In the care sector, we have a particularly high incidence of workers who have not been paid the national minimum wage in the right way. Other sectors are hairdressing and retail, and there is some dispute about where the worst practice exists, but the care sector clearly has a major historical problem. That is in part attributable to the fact that many of the more complex rules on calculating working time are prevalent in the sector—for example, the calculation of travel and sleeping time. On those points, although I am sure that Members will appreciate that I cannot comment on individual cases, I want to restate the Government’s position: when workers are performing work under their contracts, they must be paid the minimum wage.

It is also worth noting that there is no perfect measure of non-compliance within the sector, and there is a possibility that current estimates of non-compliance overestimate work time and underestimate pay, because the information is reported by workers themselves. That is why we are continuing to work with the Low Pay Commission, the Office for National Statistics and others in order to improve our estimates and better understand the scale of the problem.

On the point that was mentioned by the right hon. Member for Oxford East (Mr Smith) and others, the Low Pay Commission’s proposals on transparency merit serious consideration, and we are looking at those and a number of its other recommendations. We are determined to continue to drive forward and send the very clearest signal to companies and employers that we are becoming less tolerant of non-compliance, and we want them to recognise that.

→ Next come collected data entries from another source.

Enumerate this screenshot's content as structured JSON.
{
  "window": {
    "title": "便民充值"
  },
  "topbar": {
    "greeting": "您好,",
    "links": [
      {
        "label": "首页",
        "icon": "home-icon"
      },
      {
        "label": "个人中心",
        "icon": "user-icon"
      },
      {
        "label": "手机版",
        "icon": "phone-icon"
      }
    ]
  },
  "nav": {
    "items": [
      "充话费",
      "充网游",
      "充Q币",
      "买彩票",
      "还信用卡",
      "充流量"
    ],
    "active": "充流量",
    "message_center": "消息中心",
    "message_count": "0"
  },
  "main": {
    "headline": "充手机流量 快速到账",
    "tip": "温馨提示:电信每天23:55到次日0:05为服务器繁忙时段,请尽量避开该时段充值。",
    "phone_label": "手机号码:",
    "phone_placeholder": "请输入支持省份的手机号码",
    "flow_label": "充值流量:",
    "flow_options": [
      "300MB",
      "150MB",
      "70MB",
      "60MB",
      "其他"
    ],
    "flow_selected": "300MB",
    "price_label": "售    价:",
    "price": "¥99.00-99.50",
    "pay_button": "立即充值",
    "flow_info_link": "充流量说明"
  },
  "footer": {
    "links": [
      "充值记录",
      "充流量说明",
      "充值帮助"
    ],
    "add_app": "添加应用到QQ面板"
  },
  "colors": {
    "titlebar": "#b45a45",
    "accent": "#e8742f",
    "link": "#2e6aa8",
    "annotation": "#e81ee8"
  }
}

None the less, increasing compliance with the minimum wage in the sector remains a top priority for us and we are taking a number of steps to promote compliance and take stronger action against those who break the law. First, HMRC continues to focus on tackling non-compliance, but that activity is no longer reliant on worker complaints and instead targets employers with the highest risk of non-compliance, based on a range of intelligence and information. HMRC can now analyse information from, for example, other Departments, trade union representatives and the Low Pay Commission, and the evidence indicates that this targeted approach in the care sector is working. From April 2013 to January 2016, HMRC opened 443 cases in the social care sector and closed 308 of those. Of the 308 closed cases, underpayment of the national minimum wage was found in 32% of investigations—for total arrears of £442,000 to 3,000 workers, with penalties issued for a total value of £100,000.

Members have also raised the important issue of affordability within the sector, given the introduction of the national living wage. That pay rise for the lowest paid could be seen to be a threat in terms of increasing non-compliance. That is partly why we are taking steps to signal strongly our commitment to clamp down on it.

With an ageing society, social care funding is a major strategic issue for the country and this Government. We are engaging closely with all the relevant stakeholders on that issue to ensure that councils recognise the need to increase the price that they pay for care in order to cover costs and to reflect rising costs and, not least, the national living wage. That is partly why we are giving local authorities access to an extra £3.5 billion of new support for social care by 2020, to be included in the better care fund. Councils will also be able to introduce a new social care precept, allowing them to increase council tax by 2% above the existing threshold. Taken together, the new precept and the additional better care fund contribution mean local government has access to the extra funding that it will need to increase social care spending in real terms by the end of this Parliament.